Comment les sociétés offshore opèrent. (Photo Alain BOMMENEL, Laurence SAUBADU/AFP)

"Parce qu'en réalité, qu'est-ce que c'est qu'une société offshore? C'est une entité juridique fictive derrière laquelle vous pouvez vous cacher pour faire vos opérations, et quand vous voulez vous cacher, c'est que vous avez des opérations douteuses", poursuit-il, fustigeant par la même occasion une "activité anglo-saxonne": "Ceux-là qui voudraient donner des leçons en matière de lutte contre la corruption utilisent ces vecteurs-là", dénonce-t-il.

- "Guerre économique" -

En attendant, l'AFA, dont le rôle est de "prévenir et de détecter les risques de corruption", et non de la "traquer" et la réprimer (ce qui revient au pouvoir judiciaire) vérifiera auprès des sociétés qu'elle va contrôler si elles utilisent des comptes offshore, prévient-il.

"Il peut y avoir des raisons à ça, mais elles sont extrêmement limitées", concède-t-il, citant l'exemple des armateurs. "Donc quand on verra une entreprise qui paye vers des paradis fiscaux ou des places offshore, ou qui reçoit des paiements de ces endroits-là, on sera évidemment beaucoup plus sourcilleux".

Charles Duchaine, directeur de l'Agence française anticorruption (AFA), le 13 novembre 2017 (Photo ERIC PIERMONT/AFP)

Autre cheval de bataille de Charles Duchaine, la défense de la souveraineté économique.
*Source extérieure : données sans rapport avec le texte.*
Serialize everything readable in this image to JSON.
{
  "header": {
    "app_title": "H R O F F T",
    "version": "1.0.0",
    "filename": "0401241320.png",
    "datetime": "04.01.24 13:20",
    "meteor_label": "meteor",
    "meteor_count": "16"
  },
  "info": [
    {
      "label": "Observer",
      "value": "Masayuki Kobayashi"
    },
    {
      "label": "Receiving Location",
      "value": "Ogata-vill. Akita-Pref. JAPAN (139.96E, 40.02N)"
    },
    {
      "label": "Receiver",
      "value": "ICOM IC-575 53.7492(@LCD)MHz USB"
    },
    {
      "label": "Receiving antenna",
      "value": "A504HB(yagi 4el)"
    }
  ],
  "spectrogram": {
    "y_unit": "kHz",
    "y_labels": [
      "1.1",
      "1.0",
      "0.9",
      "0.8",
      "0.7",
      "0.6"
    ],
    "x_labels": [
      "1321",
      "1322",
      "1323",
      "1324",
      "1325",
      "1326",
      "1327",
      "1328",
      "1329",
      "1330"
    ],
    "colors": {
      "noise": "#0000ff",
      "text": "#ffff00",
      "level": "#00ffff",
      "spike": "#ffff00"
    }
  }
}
Plusieurs grandes entreprises françaises ont ces dernières années été condamnés par les Etats-Unis à des amendes colossales pour violation de la législation américaine anti-corruption, à l'image de BNP Paribas ou Alstom, et le groupe européen Airbus est à son tour actuellement sous le coup de plusieurs enquêtes en Europe et outre-Atlantique.

Dans ce contexte, le magistrat plaide pour que son agence ait vocation à assurer le suivi de l'exécution des sanctions pénales sur le territoire français "quelle que soit la nationalité de l'autorité judiciaire qui est à l'origine de cette peine".

"Ce serait à mes yeux une atteinte à notre souveraineté que de laisser des autorités étrangères venir vérifier le suivi d'une sanction pénale", estime-t-il. "Et le fait qu'on utilise pour ça des gens à statut privé ne change rien à l'affaire", ajoute-t-il, faisant allusion aux cabinets d'avocats anglo-saxons actuellement mandatés pour assurer ce suivi.

Aurait-il des craintes d'espionnage industriel? "Ce sont des suspicions qui peuvent exister", dit-il, glissant: "il ne faudrait pas, je parle bien au conditionnel, que certains mettent à profit une prétendue lutte contre la corruption pour faire une guerre économique".

"Je dis simplement qu'en l'occurrence ces procédures ont pour cible des entreprises qui sont ou particulièrement sensibles, ou qui pèsent quelque chose au plan de l'économie mondiale", déclare le responsable.